Я похож не столько на бродящего по лесу ботаника, сколько на даму, вышедшую сорвать несколько цветов, чтобы поставить букет в гостиной. Таковы, в той или иной степени, и величайшие из историков. Мы не можем по–настоящему войти в лес прошлого; в каком‑то смысле именно это и значит «прошлое»[1685].
Учитывая вышеприведенные рассуждения с точки зрения «местного жителя», это очень важное признание. Собственно говоря, сознание невозможности прямого контакта с прошлым — тем более ценное, чем больше этого хочется, — главный критерий «профпригодности» историка. Но сделав эту важную оговорку, Льюис продолжает настаивать на точке зрения, максимально приближенной к точке зрения исследуемого автора. По существу, весь «Отброшенный образ», своего рода духовное завещание Льюиса, посвящен реконструкции взгляда на мир тогдашнего человека, человека Средневековья. Здесь читателя уже не убеждают в полезности иметь под боком «живого эпикурейца» и не предлагают ценить оставшихся ископаемых на вес золота — здесь разговор уже иной: кто не хочет жертвовать своей позицией в пользу позиции «местного жителя» — до свидания, обсуждать больше нечего.
Я знаю, есть люди, предпочитающие всеми силами сберечь то впечатление, хотя бы даже случайное, окрашенное всецело современным восприятием и современными идеями, которое произвели на них старинные книги. Они похожи на путешественников, которые уверенно несут с собою по всей Европе свою английскость, сообщаясь лишь с английскими туристами и восторгаясь «причудливостью» всего окружающего, — не имея ни малейшего желания понять, что этот образ жизни, эти соборы и винные погреба значат для местных жителей. Поистине, они уже получили награду свою. Я ничего не имею против тех, кто подходит к истории подобным образом. Надеюсь, они на меня не обидятся. Но писал я не для них (С. 634).
Этот ход может показаться чуть ли не отрицанием апологетического посыла Льюиса. Может ли проповедник заявлять, что будет говорить только с верующими, или учитель — учить только тех, кому и без того уже все понятно? Однако, с другой стороны, это вполне логичное заострение постоянной мысли Льюиса, его неизменного приема: обращаться в пустоту или только к самому себе невозможно[1686].
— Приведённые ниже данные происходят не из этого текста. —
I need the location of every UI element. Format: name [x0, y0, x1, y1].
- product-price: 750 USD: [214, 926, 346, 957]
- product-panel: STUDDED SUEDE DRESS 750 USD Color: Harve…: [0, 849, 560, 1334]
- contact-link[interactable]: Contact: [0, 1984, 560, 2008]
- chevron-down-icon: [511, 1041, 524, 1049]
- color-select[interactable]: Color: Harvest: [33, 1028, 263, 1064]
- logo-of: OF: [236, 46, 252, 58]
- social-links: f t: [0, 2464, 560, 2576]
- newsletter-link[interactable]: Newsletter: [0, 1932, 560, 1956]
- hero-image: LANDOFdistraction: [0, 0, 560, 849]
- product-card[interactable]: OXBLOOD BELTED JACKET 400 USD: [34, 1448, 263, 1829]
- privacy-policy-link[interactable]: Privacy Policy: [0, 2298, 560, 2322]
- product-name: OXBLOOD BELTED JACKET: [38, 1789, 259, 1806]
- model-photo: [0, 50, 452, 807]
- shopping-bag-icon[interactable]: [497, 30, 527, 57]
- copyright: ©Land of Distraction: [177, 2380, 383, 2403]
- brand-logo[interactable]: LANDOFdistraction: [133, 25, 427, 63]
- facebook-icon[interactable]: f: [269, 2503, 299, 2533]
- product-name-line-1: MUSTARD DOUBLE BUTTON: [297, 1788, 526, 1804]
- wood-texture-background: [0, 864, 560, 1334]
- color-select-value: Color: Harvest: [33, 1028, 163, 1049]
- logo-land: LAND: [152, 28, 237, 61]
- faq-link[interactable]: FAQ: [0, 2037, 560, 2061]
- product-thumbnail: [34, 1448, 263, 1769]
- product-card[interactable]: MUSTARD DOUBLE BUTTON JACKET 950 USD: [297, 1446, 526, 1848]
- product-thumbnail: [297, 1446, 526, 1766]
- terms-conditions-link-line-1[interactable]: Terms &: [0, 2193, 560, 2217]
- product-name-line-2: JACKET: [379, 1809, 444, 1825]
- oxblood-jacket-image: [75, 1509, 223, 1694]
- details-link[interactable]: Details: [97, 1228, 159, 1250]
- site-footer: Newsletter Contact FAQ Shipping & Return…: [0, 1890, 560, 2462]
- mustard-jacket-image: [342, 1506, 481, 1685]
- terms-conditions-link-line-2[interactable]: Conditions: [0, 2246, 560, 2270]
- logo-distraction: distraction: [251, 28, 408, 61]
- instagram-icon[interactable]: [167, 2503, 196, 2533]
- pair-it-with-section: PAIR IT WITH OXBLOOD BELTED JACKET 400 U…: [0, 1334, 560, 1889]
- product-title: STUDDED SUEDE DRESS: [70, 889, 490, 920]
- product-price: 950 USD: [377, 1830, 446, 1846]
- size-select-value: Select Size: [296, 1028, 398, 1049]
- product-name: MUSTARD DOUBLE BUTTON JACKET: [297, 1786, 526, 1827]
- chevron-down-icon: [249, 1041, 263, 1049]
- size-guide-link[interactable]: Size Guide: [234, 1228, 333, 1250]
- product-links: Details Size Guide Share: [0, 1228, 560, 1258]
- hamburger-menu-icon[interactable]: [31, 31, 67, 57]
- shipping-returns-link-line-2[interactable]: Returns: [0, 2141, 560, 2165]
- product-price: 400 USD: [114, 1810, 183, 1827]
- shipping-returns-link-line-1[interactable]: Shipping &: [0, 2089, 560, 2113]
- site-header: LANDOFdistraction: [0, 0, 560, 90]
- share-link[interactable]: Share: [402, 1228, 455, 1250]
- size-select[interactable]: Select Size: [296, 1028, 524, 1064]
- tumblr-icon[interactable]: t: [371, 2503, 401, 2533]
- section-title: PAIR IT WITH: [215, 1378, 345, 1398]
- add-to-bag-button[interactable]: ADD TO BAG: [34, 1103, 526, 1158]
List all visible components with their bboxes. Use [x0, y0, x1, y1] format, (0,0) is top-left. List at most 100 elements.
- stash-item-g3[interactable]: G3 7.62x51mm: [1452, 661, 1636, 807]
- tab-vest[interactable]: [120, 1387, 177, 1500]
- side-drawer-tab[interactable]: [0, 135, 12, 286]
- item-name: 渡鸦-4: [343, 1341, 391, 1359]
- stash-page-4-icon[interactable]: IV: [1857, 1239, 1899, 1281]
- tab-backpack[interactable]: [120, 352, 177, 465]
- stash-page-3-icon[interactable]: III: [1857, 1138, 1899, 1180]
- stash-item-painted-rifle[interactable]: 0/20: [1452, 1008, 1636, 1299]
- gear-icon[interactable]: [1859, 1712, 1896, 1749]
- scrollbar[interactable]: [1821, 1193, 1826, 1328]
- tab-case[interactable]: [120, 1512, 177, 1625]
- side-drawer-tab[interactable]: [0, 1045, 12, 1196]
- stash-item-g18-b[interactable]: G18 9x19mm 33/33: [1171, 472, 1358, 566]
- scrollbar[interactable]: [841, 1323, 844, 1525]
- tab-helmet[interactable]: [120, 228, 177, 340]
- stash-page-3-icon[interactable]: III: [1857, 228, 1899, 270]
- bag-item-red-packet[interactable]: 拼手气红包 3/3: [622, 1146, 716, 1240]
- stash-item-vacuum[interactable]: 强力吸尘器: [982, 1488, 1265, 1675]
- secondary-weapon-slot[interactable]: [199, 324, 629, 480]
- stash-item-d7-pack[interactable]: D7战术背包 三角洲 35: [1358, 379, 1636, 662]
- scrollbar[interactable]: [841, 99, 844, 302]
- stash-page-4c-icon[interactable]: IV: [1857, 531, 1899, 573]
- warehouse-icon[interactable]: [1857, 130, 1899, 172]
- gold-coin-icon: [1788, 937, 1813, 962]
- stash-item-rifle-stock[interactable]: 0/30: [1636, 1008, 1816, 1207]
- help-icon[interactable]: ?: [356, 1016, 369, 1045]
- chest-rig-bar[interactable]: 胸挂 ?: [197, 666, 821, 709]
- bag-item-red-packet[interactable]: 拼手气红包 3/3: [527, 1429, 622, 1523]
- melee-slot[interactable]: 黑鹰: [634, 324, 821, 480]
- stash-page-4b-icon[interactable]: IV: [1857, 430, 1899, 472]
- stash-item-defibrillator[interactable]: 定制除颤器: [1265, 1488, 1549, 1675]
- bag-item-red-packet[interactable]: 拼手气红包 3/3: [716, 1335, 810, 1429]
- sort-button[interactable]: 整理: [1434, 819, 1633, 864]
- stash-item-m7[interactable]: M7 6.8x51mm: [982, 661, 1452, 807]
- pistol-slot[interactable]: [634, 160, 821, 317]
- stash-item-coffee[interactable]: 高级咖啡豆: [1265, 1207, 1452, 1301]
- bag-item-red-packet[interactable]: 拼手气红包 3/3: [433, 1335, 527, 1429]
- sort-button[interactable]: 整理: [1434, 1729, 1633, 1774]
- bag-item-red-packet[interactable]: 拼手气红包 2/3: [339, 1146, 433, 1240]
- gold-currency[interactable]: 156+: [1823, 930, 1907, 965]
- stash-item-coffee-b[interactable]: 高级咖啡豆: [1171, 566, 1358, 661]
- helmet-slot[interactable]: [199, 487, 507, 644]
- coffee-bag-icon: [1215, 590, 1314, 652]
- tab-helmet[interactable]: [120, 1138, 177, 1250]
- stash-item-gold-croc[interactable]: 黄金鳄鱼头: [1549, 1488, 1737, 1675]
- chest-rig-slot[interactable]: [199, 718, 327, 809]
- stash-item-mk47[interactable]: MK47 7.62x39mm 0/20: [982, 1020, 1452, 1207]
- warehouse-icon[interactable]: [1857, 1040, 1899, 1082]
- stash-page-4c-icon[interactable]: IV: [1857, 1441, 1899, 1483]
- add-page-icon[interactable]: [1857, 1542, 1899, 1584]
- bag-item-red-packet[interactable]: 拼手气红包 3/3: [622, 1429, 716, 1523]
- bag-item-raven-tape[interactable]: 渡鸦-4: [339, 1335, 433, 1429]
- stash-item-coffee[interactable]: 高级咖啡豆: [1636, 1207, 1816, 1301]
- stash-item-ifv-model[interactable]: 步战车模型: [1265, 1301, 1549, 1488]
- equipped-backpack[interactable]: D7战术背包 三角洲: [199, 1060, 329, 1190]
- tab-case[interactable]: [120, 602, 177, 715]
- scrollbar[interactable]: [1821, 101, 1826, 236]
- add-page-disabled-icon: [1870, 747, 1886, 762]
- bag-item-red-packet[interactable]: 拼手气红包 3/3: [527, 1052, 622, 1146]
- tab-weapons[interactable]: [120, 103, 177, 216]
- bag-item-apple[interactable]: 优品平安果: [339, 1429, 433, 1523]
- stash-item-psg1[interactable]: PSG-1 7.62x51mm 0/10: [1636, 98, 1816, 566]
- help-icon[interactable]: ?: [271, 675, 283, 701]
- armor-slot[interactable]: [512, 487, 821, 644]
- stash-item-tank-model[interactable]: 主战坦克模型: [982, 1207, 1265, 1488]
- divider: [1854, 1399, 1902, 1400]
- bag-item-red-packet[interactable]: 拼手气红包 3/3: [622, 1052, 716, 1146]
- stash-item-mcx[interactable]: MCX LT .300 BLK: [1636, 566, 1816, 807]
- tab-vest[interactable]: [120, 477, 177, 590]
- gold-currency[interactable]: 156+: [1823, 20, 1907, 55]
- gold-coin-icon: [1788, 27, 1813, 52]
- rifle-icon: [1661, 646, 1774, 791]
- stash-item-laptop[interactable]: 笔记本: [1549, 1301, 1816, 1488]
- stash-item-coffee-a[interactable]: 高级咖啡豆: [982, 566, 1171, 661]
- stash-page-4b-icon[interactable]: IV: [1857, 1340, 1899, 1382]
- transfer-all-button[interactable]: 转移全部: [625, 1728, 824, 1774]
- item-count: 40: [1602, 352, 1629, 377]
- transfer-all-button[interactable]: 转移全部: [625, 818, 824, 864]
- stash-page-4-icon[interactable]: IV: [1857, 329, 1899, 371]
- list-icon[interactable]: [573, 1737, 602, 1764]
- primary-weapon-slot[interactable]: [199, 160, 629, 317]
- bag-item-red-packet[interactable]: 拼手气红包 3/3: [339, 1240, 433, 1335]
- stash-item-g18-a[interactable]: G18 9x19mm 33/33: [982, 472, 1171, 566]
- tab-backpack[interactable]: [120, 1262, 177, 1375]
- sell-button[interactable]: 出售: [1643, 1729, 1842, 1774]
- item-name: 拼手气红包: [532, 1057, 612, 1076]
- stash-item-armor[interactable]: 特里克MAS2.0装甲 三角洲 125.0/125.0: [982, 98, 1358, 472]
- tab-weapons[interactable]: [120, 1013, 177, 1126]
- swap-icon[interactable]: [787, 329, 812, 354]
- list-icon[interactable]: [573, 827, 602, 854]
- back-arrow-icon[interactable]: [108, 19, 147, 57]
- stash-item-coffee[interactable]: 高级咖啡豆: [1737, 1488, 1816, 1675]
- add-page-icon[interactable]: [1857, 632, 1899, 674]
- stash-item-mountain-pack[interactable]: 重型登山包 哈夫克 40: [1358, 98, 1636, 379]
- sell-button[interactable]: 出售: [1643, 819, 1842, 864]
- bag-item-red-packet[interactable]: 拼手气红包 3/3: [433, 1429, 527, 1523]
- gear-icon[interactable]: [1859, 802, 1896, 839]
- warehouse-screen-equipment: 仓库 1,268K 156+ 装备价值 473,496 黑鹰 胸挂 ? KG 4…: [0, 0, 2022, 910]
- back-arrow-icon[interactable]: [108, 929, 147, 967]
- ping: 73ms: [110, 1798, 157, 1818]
Любой разговор должен предполагать наличие адресата и хоть какую‑то возможность заинтересованного внимания. В противном случае разговор попросту не имеет смысла. В том‑то и дело, что безразличная к адресату запись часто провоцирует громогласные разглагольствования в пустоте или перед теми, кто не хочет и не может услышать, — еще Платон предостерегал о том, что записанное слово опасно выставлять на всеобщее обозрение, оно по–разному звучит для подготовленного и неподготовленного слушателя.